NewsRare 1892 Portrait Found Of Harriet Tubman At Age 70

Rare 1892 Portrait Found Of Harriet Tubman At Age 70

The article found alongside the Harriet Tubman portrait was written using a racist style known as “plantation dialect.”

Harriet Tubman Tours owner Alex Green told The Citizen that the rare portrait is from an 1892 edition of The Household Magazine. It depicts Tubman in a decorative dark dress with a pinned-up hairstyle. The accompanying caption identifies her as “Harriet, the Modern Moses, now living in Auburn, N.Y.“

An article alongside the photo, which Green noted was written using a racist style called “plantation dialect,” features an extended Tubman quote about a traumatic incident as an enslaved teen in Dorchester County where she was struck in the head by a two-pound weight hurled at another enslaved person. The incident left her with a fractured skull, which caused lasting epilepsy and visions that Tubman believed opened deeper spiritual insights.

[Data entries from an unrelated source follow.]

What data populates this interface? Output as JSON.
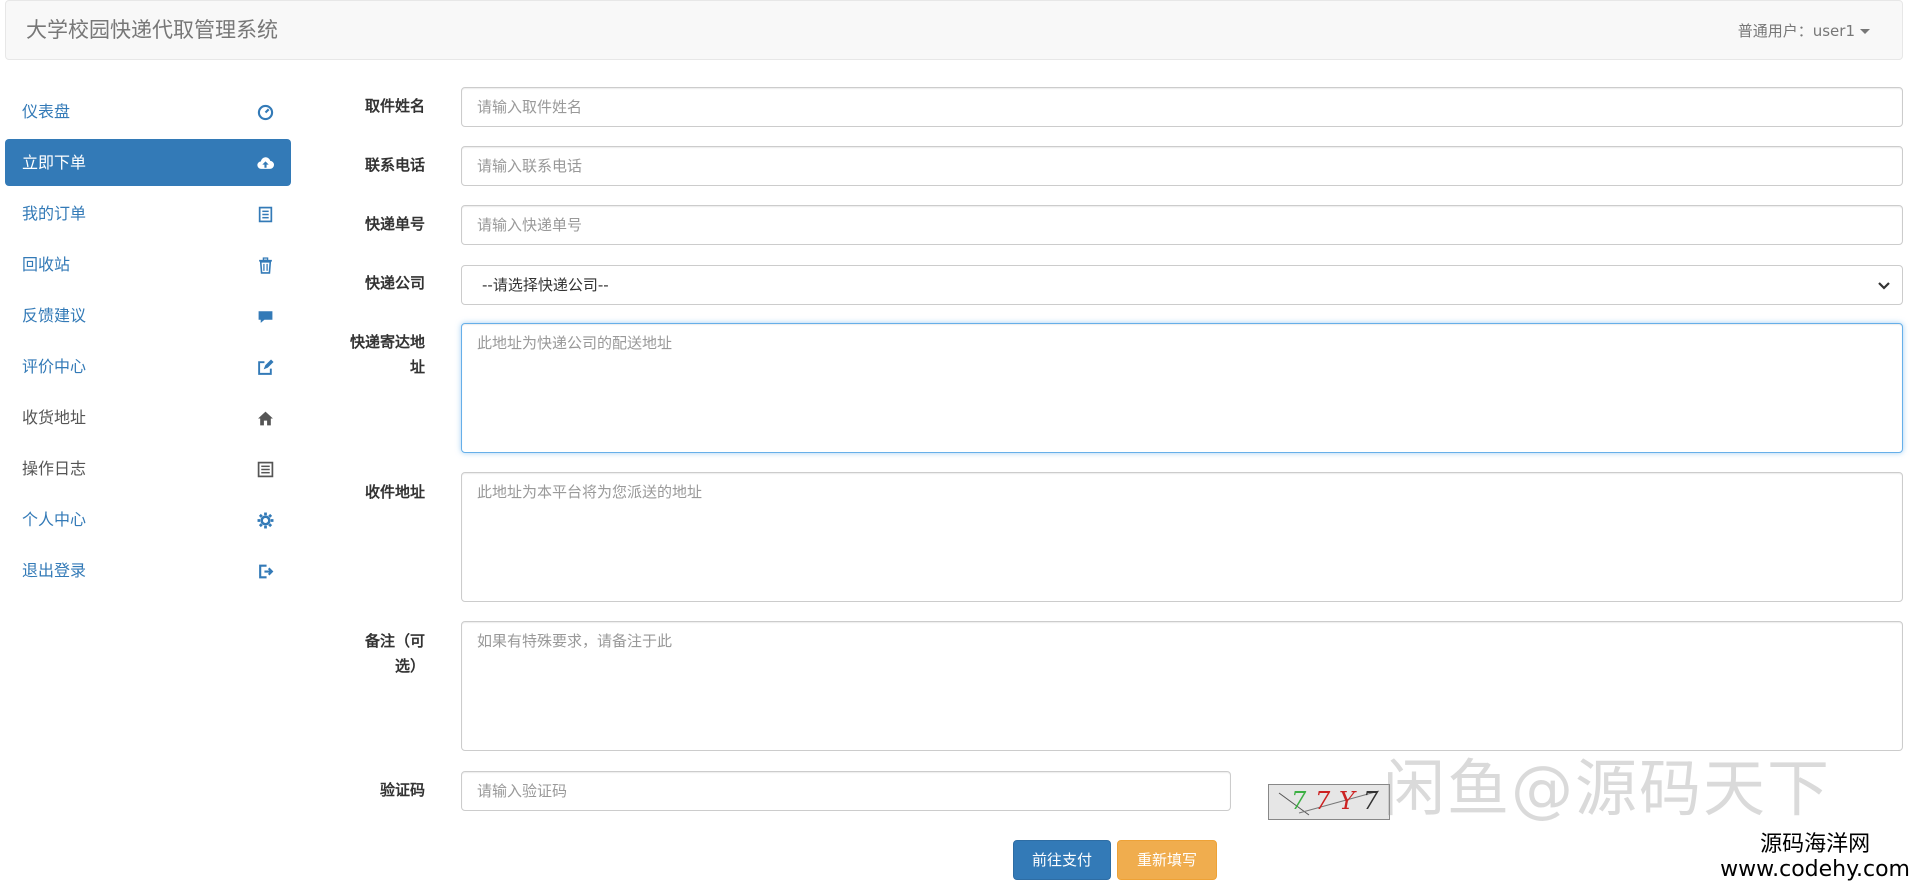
{
  "navbar": {
    "brand": "大学校园快递代取管理系统",
    "user_label": "普通用户：user1"
  },
  "sidebar": {
    "items": [
      {
        "label": "仪表盘",
        "icon": "dashboard-icon"
      },
      {
        "label": "立即下单",
        "icon": "cloud-upload-icon"
      },
      {
        "label": "我的订单",
        "icon": "list-icon"
      },
      {
        "label": "回收站",
        "icon": "trash-icon"
      },
      {
        "label": "反馈建议",
        "icon": "comment-icon"
      },
      {
        "label": "评价中心",
        "icon": "edit-icon"
      },
      {
        "label": "收货地址",
        "icon": "home-icon"
      },
      {
        "label": "操作日志",
        "icon": "list-alt-icon"
      },
      {
        "label": "个人中心",
        "icon": "gear-icon"
      },
      {
        "label": "退出登录",
        "icon": "logout-icon"
      }
    ],
    "active_index": 1
  },
  "form": {
    "name": {
      "label": "取件姓名",
      "placeholder": "请输入取件姓名",
      "value": ""
    },
    "phone": {
      "label": "联系电话",
      "placeholder": "请输入联系电话",
      "value": ""
    },
    "tracking": {
      "label": "快递单号",
      "placeholder": "请输入快递单号",
      "value": ""
    },
    "company": {
      "label": "快递公司",
      "selected": "--请选择快递公司--"
    },
    "sender_address": {
      "label_line1": "快递寄达地",
      "label_line2": "址",
      "placeholder": "此地址为快递公司的配送地址"
    },
    "receiver_address": {
      "label": "收件地址",
      "placeholder": "此地址为本平台将为您派送的地址"
    },
    "notes": {
      "label_line1": "备注（可",
      "label_line2": "选）",
      "placeholder": "如果有特殊要求，请备注于此"
    },
    "captcha": {
      "label": "验证码",
      "placeholder": "请输入验证码",
      "image_chars": [
        "7",
        "7",
        "Y",
        "7"
      ],
      "image_colors": [
        "#3cb043",
        "#cc2222",
        "#cc2222",
        "#333333"
      ]
    },
    "submit_label": "前往支付",
    "reset_label": "重新填写"
  },
  "watermarks": {
    "overlay": "闲鱼@源码天下",
    "site_name": "源码海洋网",
    "site_url": "www.codehy.com"
  },
  "colors": {
    "primary": "#337ab7",
    "warning": "#f0ad4e",
    "navbar_bg": "#f8f8f8"
  }
}
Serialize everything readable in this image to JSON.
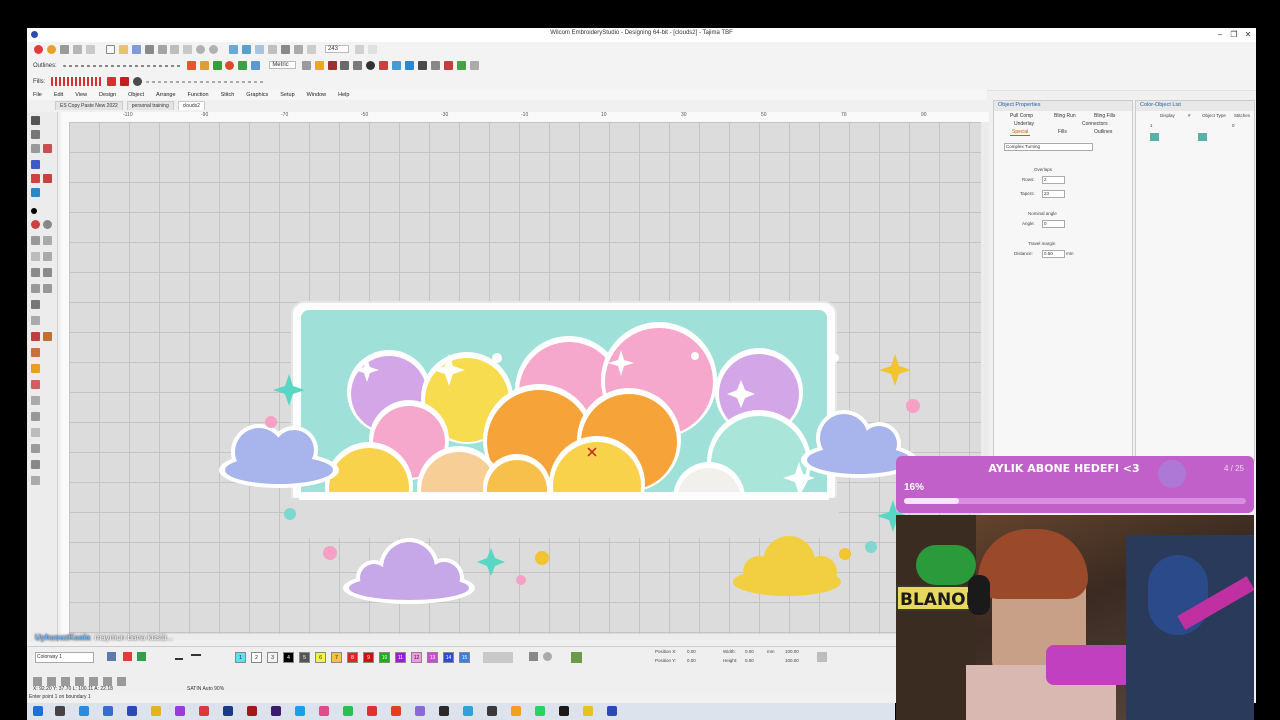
{
  "window": {
    "title": "Wilcom EmbroideryStudio - Designing 64-bit - [clouds2] - Tajima TBF",
    "min": "–",
    "max": "❐",
    "close": "✕"
  },
  "toolbar1": {
    "font_value": "243",
    "metric_label": "Metric"
  },
  "toolbar2": {
    "outlines_label": "Outlines:"
  },
  "toolbar3": {
    "fills_label": "Fills:"
  },
  "menu": [
    "File",
    "Edit",
    "View",
    "Design",
    "Object",
    "Arrange",
    "Function",
    "Stitch",
    "Graphics",
    "Setup",
    "Window",
    "Help"
  ],
  "doc_tabs": [
    "ES Copy Paste New 2022",
    "personal training",
    "clouds2"
  ],
  "ruler_numbers": [
    "-110",
    "-90",
    "-70",
    "-50",
    "-30",
    "-10",
    "10",
    "30",
    "50",
    "70",
    "90",
    "110"
  ],
  "object_properties": {
    "title": "Object Properties",
    "tabs": [
      "Pull Comp",
      "Bling Run",
      "Bling Fills",
      "Underlay",
      "Connectors",
      "Special",
      "Fills",
      "Outlines"
    ],
    "stitch_type": "Complex Turning",
    "overlaps_label": "Overlaps",
    "rows_label": "Rows:",
    "rows_value": "2",
    "tapers_label": "Tapers:",
    "tapers_value": "23",
    "nominal_angle_label": "Nominal angle",
    "angle_label": "Angle:",
    "angle_value": "0",
    "travel_margin_label": "Travel margin",
    "distance_label": "Distance:",
    "distance_value": "0.50",
    "distance_unit": "mm"
  },
  "color_object_list": {
    "title": "Color-Object List",
    "columns": [
      "Display",
      "#",
      "Object Type",
      "Stitches"
    ],
    "row": {
      "index": "1",
      "stitches": "0"
    }
  },
  "colorway": {
    "name": "Colorway 1"
  },
  "palette": [
    {
      "n": "1",
      "color": "#56e3f2"
    },
    {
      "n": "2",
      "color": "#ffffff"
    },
    {
      "n": "3",
      "color": "#f2f2f2"
    },
    {
      "n": "4",
      "color": "#000000"
    },
    {
      "n": "5",
      "color": "#555555"
    },
    {
      "n": "6",
      "color": "#f4f244"
    },
    {
      "n": "7",
      "color": "#f4c242"
    },
    {
      "n": "8",
      "color": "#e02424"
    },
    {
      "n": "9",
      "color": "#d01010"
    },
    {
      "n": "10",
      "color": "#18b018"
    },
    {
      "n": "11",
      "color": "#9a1ae0"
    },
    {
      "n": "12",
      "color": "#f09ae0"
    },
    {
      "n": "13",
      "color": "#d04ad0"
    },
    {
      "n": "14",
      "color": "#2e4ad8"
    },
    {
      "n": "15",
      "color": "#3e7ae8"
    }
  ],
  "position_panel": {
    "position_x_label": "Position X:",
    "position_x": "0.00",
    "position_y_label": "Position Y:",
    "position_y": "0.00",
    "width_label": "Width:",
    "width": "0.00",
    "height_label": "Height:",
    "height": "0.00",
    "scale_x": "100.00",
    "scale_y": "100.00",
    "unit": "mm"
  },
  "status": {
    "coords": "X: 92.20 Y: 37.70 L: 100.11 A: 22.18",
    "mode": "SATIN Auto 90%",
    "prompt": "Enter point 1 on boundary 1"
  },
  "chat": {
    "user": "UyhusuzKuala",
    "message": ": maymun bana küstü..."
  },
  "sub_goal": {
    "title": "AYLIK ABONE HEDEFI <3",
    "count": "4 / 25",
    "percent_label": "16%",
    "progress": 0.16
  },
  "webcam": {
    "sign_text": "BLANORA"
  }
}
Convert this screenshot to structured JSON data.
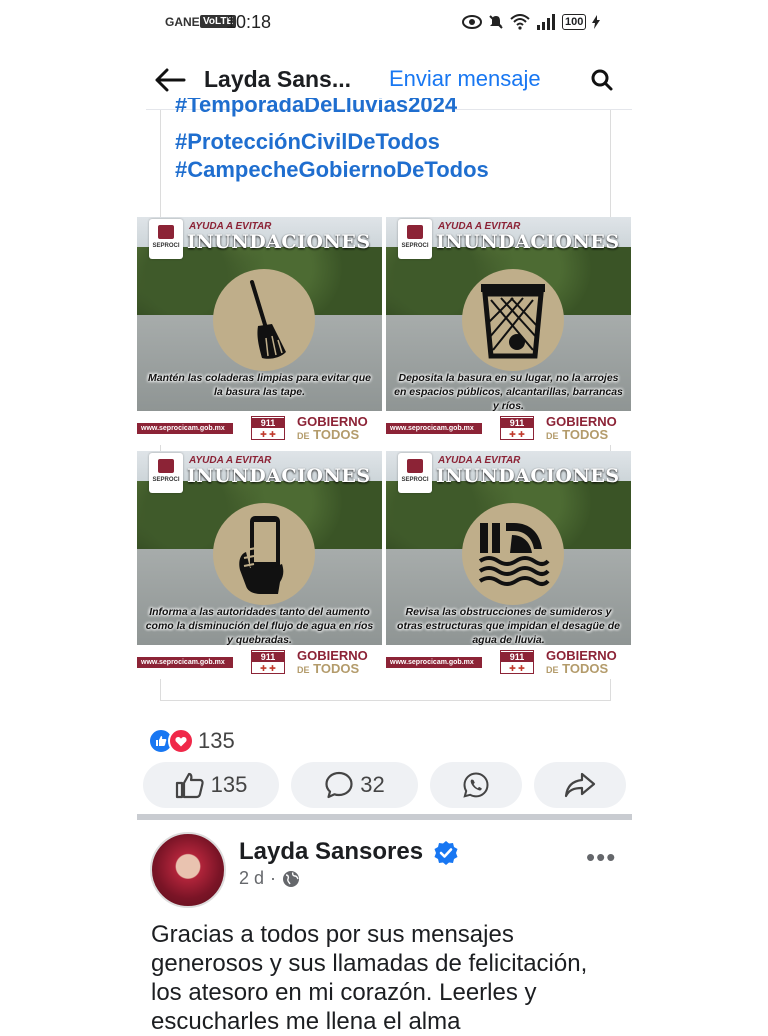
{
  "status_bar": {
    "carrier": "GANE",
    "volte": "VoLTE",
    "time": "10:18",
    "battery": "100"
  },
  "header": {
    "title": "Layda Sans...",
    "send_message": "Enviar mensaje"
  },
  "post": {
    "hashtags": [
      "#TemporadaDeLluvias2024",
      "#ProtecciónCivilDeTodos",
      "#CampecheGobiernoDeTodos"
    ],
    "infographics": [
      {
        "ayuda": "AYUDA A EVITAR",
        "heading": "INUNDACIONES",
        "icon": "broom-icon",
        "caption": "Mantén las coladeras limpias para evitar que la basura las tape.",
        "url": "www.seprocicam.gob.mx",
        "emergency": "911",
        "gobierno": "GOBIERNO",
        "de": "DE",
        "todos": "TODOS",
        "logo_text": "SEPROCI"
      },
      {
        "ayuda": "AYUDA A EVITAR",
        "heading": "INUNDACIONES",
        "icon": "trash-bin-icon",
        "caption": "Deposita la basura en su lugar, no la arrojes en espacios públicos, alcantarillas, barrancas y ríos.",
        "url": "www.seprocicam.gob.mx",
        "emergency": "911",
        "gobierno": "GOBIERNO",
        "de": "DE",
        "todos": "TODOS",
        "logo_text": "SEPROCI"
      },
      {
        "ayuda": "AYUDA A EVITAR",
        "heading": "INUNDACIONES",
        "icon": "phone-hand-icon",
        "caption": "Informa a las autoridades tanto del aumento como la disminución del flujo de agua en ríos y quebradas.",
        "url": "www.seprocicam.gob.mx",
        "emergency": "911",
        "gobierno": "GOBIERNO",
        "de": "DE",
        "todos": "TODOS",
        "logo_text": "SEPROCI"
      },
      {
        "ayuda": "AYUDA A EVITAR",
        "heading": "INUNDACIONES",
        "icon": "drain-pipe-icon",
        "caption": "Revisa las obstrucciones de sumideros y otras estructuras que impidan el desagüe de agua de lluvia.",
        "url": "www.seprocicam.gob.mx",
        "emergency": "911",
        "gobierno": "GOBIERNO",
        "de": "DE",
        "todos": "TODOS",
        "logo_text": "SEPROCI"
      }
    ],
    "reaction_count": "135",
    "like_count": "135",
    "comment_count": "32"
  },
  "next_post": {
    "author": "Layda Sansores",
    "time": "2 d",
    "separator": "·",
    "text": "Gracias a todos por sus mensajes generosos y sus llamadas de felicitación, los atesoro en mi corazón. Leerles y escucharles me llena el alma"
  },
  "colors": {
    "link_blue": "#1877f2",
    "hashtag_blue": "#1f6ecf",
    "brand_maroon": "#8c2336",
    "brand_gold": "#b39b6b"
  }
}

“One night I went to de store with de cook to git some things for de house,” the article reads. “I was ‘shamed to go in, so I stayed outside. Pretty soon, I heard loud talkin’ in de store an’ saw de oberseerer raisin’ up his arm to trow a two-pound iron weight at one ob de slaves.”

Green’s wife, Lisa, posted the rare portrait on social media, which grasped the attention of Tubman biographer Kate Clifford Larson, who also shared the discovery on Facebook. “Such style!” Larson raved of the “beautiful” depiction. She thanked the couple for unearthing another glimpse into Tubman’s life, expressing hopes the original print will surface, too.

“I hope the photos generate more interest in Tubman, her life, and her work to achieve freedom for all,” Green said. The newest magazine portrait offers another chance to inspire learners about her tireless crusade for liberty.